BWI Marshall Airport maintains three runways. Runway 10/28 is oriented in an east/west direction and is BWI Marshall Airport’s longest at 10,502 feet in length. Runway 15R/33L is 9,500 feet in length. Runway 15L/33R is 5,000 feet in length and can only be used by certain aircraft. Runway 4/22 was permanently closed on August 6, 2014.
To understand the naming convention used for runways, note that each pair of numbers corresponds to the name of each runway end. The numbers are a shorthand notation that indicates the runway’s geographical orientation: the compass heading of the runway, rounded to the nearest ten degrees, with the trailing zero dropped. For example, the magnetic heading of Runway 28 is approximately 284 degrees. The number is rounded to 280, and finally to 28 with the zero dropped; hence, Runway 28. Simple geometry requires that the difference between the designation of each end equals 18 (that is, 180 degrees); hence, Runway 10 is in the opposite direction from Runway 28.

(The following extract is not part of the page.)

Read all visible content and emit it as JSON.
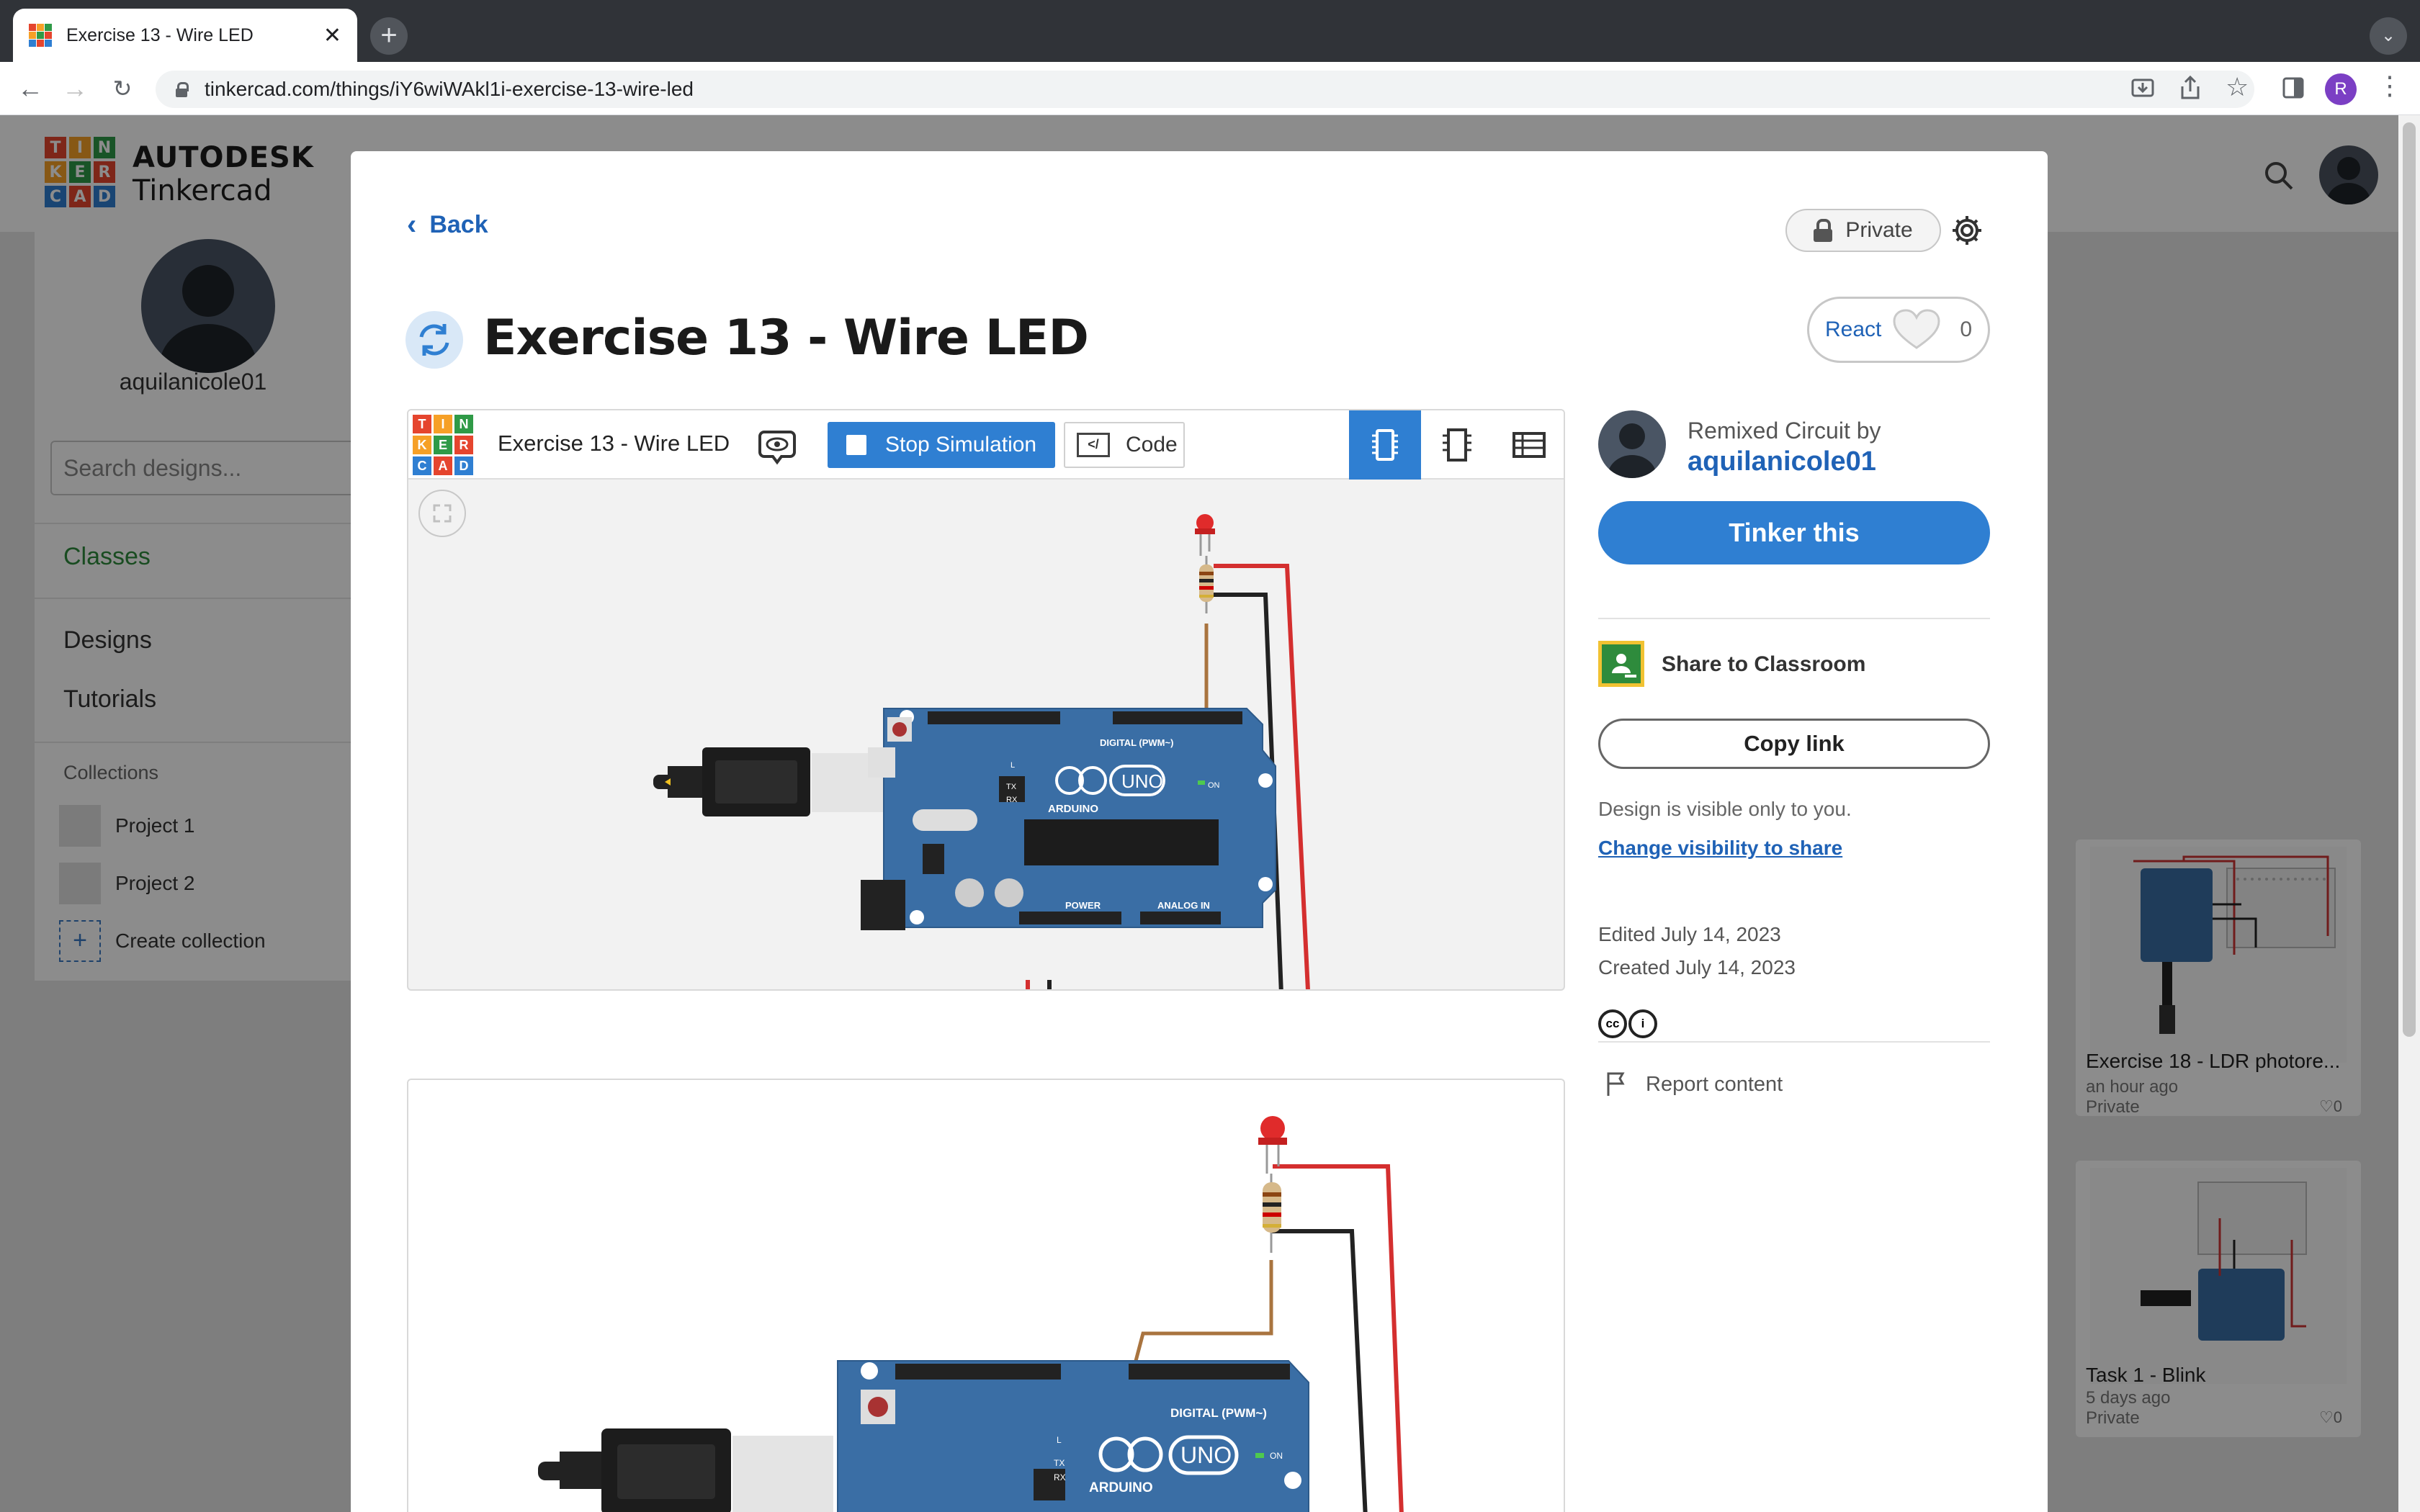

A preferential runway system is a local traffic control procedure that identifies a specific runway for use when specific conditions are present. The MDOT MAA maintains a preferential runway use program to minimize the aircraft noise impact on neighboring communities. For noise abatement purposes, west flow, which concentrate turbojet departures on Runway 28, are preferred.
Prevailing wind speed, direction and weather factors determine the direction of air traffic flow. Aircraft usually take off and land into the wind to meet safety and operational requirements. BWI Marshall typically operates in one of two configurations, based on wind and weather conditions. During west flow, all jet aircraft primarily depart from Runway 28 and arrive on Runway 33L. Historical trends result in annual average west flow of about 70%. During east flow, all jet aircraft primarily depart from Runway 15R and arrive on Runway 10. Historical trends result in annual average east flow of about 30%.
There are a number of factors that influence noise levels from aircraft overflights. Noise levels from different types of aircraft varies, based on the number and type of engines, the size of the aircraft, and the type of operation (arrival, departure, or overflight). Weather factors, such as temperature, humidity, the type and amount of cloud cover, wind speed and direction all influence the propagation of sound. In general, hot and humid weather reduces an aircraft’s ability to climb quickly, resulting in aircraft that are lower to the ground and louder. Scenarios of low dense clouds can cause a thermal inversion, which reflects noise back down to earth.
MDOT MAA has a permanent noise and operations monitoring system. Staff has access to ANOMS (Airport Noise and Operations Monitoring System) including 24 state-of-the-art permanent and three portable noise monitors. ANOMS provides reliable airport operations data, archives data for future airport decisions, validates complaint information, tracks effects of air traffic routing procedures, and validates computer-generated noise models.